Les députés des oppositions – de gauche comme de droite – ont tiré le 19 octobre à boulets rouges sur la volonté d'Emmanuel Macron de restreindre le droit d'amendement des parlementaires, exprimée la veille à Poitiers. Certains élus de la majorité ont également émis des réserves quant à cette annonce.
Le 18 octobre, lors de son discours aux Etats généraux de la justice, le chef de l'Etat avait égratigné le droit d'amendement des parlementaires en estimant qu'une réforme constitutionnelle s'imposait sur ce sujet. «Nous avons collectivement contribué à une inflation législative», a déclaré le président de la République, en considérant que cela contribuait «à l'illisibilité de notre droit».
«Les lois sont plus nombreuses, elles sont à chaque fois en quelque sorte grossies par le droit d'amendement, qui est un droit évidemment totalement légitime du Parlement, mais il est clair que sur ce sujet, une réforme de notre Constitution s'imposera», a poursuivi Emmanuel Macron.
La séparation des pouvoirs mise en cause
«Il faut respecter la séparation des pouvoirs. Avec sa remise en cause du droit d'amendement qui est individuel, Macron piétine le droit du Parlement», a tancé devant la presse Damien Abad, patron des députés Les Républicains (LR).
Son collègue Julien Aubert a estimé sur Twitter qu'Emmanuel Macron devrait commencer «par balayer devant sa porte». «Des ordonnances en pagaille, des projets de lois de la taille d’un sumo... Si le gouvernement respectait plus le Parlement en amont, celui-ci ne tenterait pas de bloquer ou d’amender en aval», a expliqué le député LR du Vaucluse.
«En manifestant son hostilité à l'endroit du droit d'amendement, Emmanuel Macron démontre qu'il a un problème avec le débat parlementaire», a critiqué le député socialiste Boris Vallaud.
«Il faut lui expliquer [à Emmanuel Macron] qu’il ne nous reste plus que ça.

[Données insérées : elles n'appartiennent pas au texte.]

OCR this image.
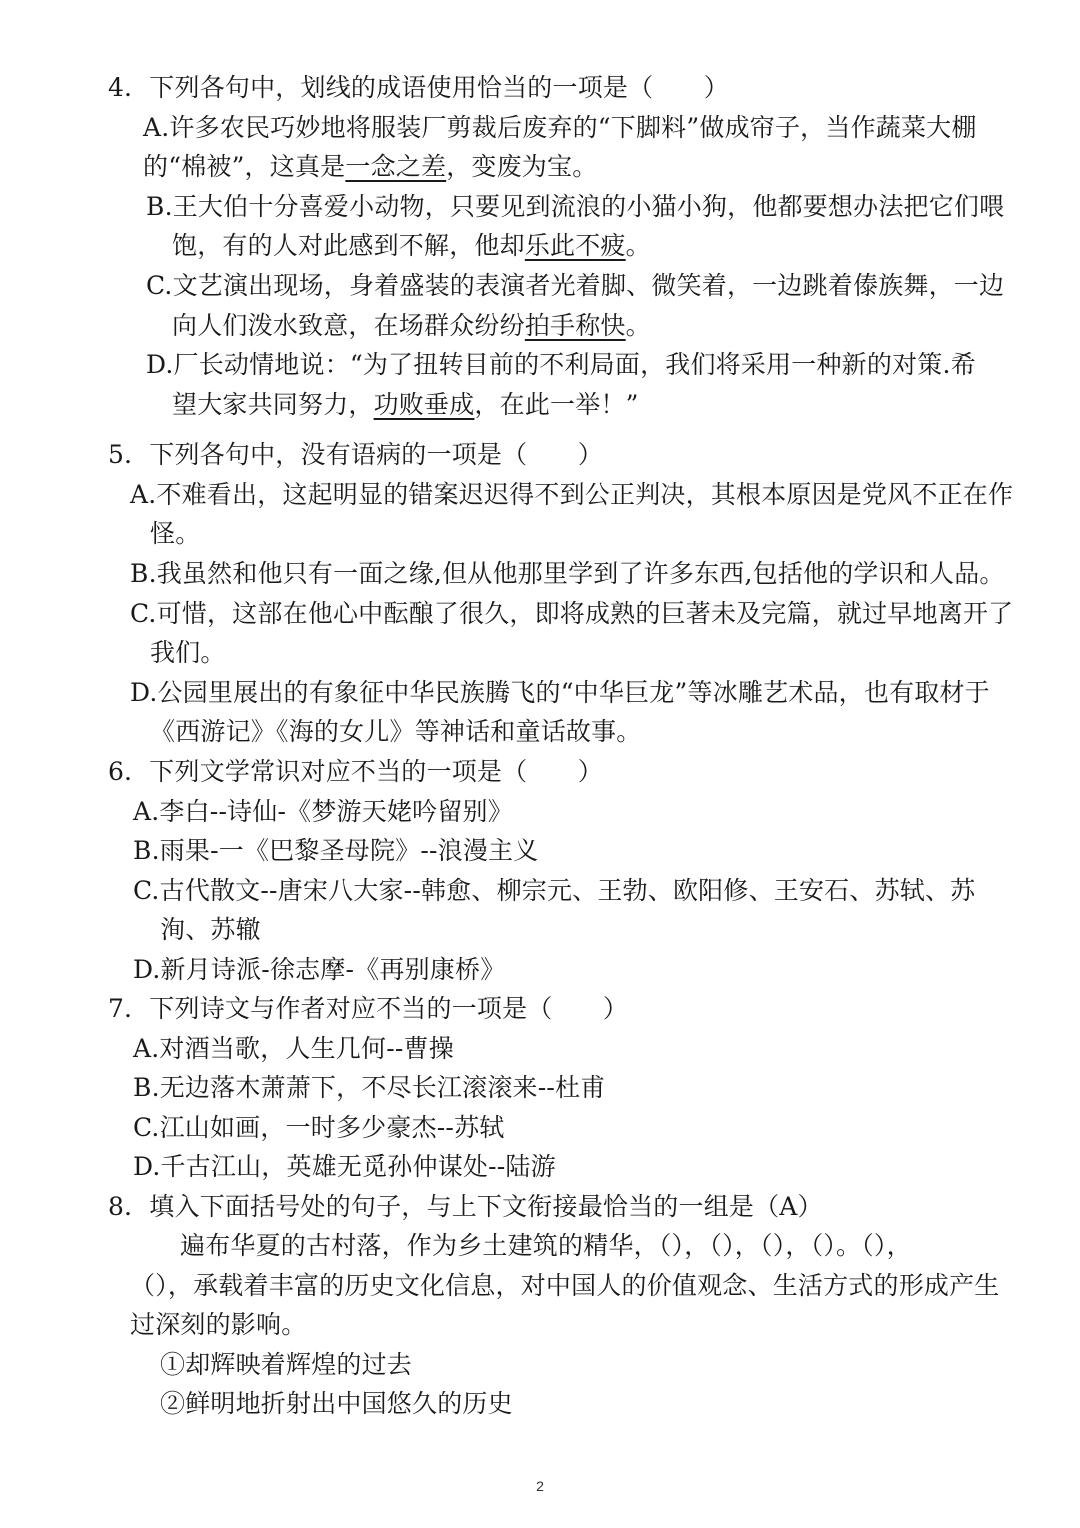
4．下列各句中，划线的成语使用恰当的一项是（　　）
A.许多农民巧妙地将服装厂剪裁后废弃的“下脚料”做成帘子，当作蔬菜大棚
的“棉被”，这真是一念之差，变废为宝。
B.王大伯十分喜爱小动物，只要见到流浪的小猫小狗，他都要想办法把它们喂
饱，有的人对此感到不解，他却乐此不疲。
C.文艺演出现场，身着盛装的表演者光着脚、微笑着，一边跳着傣族舞，一边
向人们泼水致意，在场群众纷纷拍手称快。
D.厂长动情地说：“为了扭转目前的不利局面，我们将采用一种新的对策.希
望大家共同努力，功败垂成，在此一举！”
5．下列各句中，没有语病的一项是（　　）
A.不难看出，这起明显的错案迟迟得不到公正判决，其根本原因是党风不正在作
怪。
B.我虽然和他只有一面之缘,但从他那里学到了许多东西,包括他的学识和人品。
C.可惜，这部在他心中酝酿了很久，即将成熟的巨著未及完篇，就过早地离开了
我们。
D.公园里展出的有象征中华民族腾飞的“中华巨龙”等冰雕艺术品，也有取材于
《西游记》《海的女儿》等神话和童话故事。
6．下列文学常识对应不当的一项是（　　）
A.李白--诗仙-《梦游天姥吟留别》
B.雨果-一《巴黎圣母院》--浪漫主义
C.古代散文--唐宋八大家--韩愈、柳宗元、王勃、欧阳修、王安石、苏轼、苏
洵、苏辙
D.新月诗派-徐志摩-《再别康桥》
7．下列诗文与作者对应不当的一项是（　　）
A.对酒当歌，人生几何--曹操
B.无边落木萧萧下，不尽长江滚滚来--杜甫
C.江山如画，一时多少豪杰--苏轼
D.千古江山，英雄无觅孙仲谋处--陆游
8．填入下面括号处的句子，与上下文衔接最恰当的一组是（A）
遍布华夏的古村落，作为乡土建筑的精华，（），（），（），（）。（），
（），承载着丰富的历史文化信息，对中国人的价值观念、生活方式的形成产生
过深刻的影响。
①却辉映着辉煌的过去
②鲜明地折射出中国悠久的历史
2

Sinon, on peut fermer la boutique, si c’est ça qu’il veut, on fait un régime présidentiel sans Parlement», s'est exclamé le député UDI Michel Zumkeller, expliquant les propos du président par le fait qu'il «n’a pas été parlementaire».
«Nous sommes dans un système de séparation des pouvoirs. C’est comme [vouloir] restreindre le temps de parole du président de la République», a de son côté commenté Olivier Becht, patron des députés Agir, pourtant alliés de la majorité. Celui-ci invite cependant à «l’auto-contrôle».
Le député LREM Sacha Houlié a souligné auprès de l'AFP que «l'inflation législative est d'abord liée aux projets de lois», c'est-à-dire aux textes présentés par le gouvernement. Selon ce membre de la commission des Lois, le débat «renvoie surtout à l'impuissance réelle ou supposée des parlementaires et à la véritable définition de leur rôle alors qu'ils sont coincés entre les exécutifs national et locaux».
Le droit d'amendement avait déjà été dans le collimateur de l'exécutif à l'occasion du projet de réforme des institutions en 2018, mais ce projet avait été avorté en raison du scandale de l'affaire Benalla. Prévu par la Constitution du 4 octobre 1958, le droit d'amendement est partagé entre le Parlement et le gouvernement. Celui-ci permet de modifier les dispositions d’un projet ou d’une proposition de loi lors de l'étude de ceux-ci par l'Assemblée nationale ou le Sénat.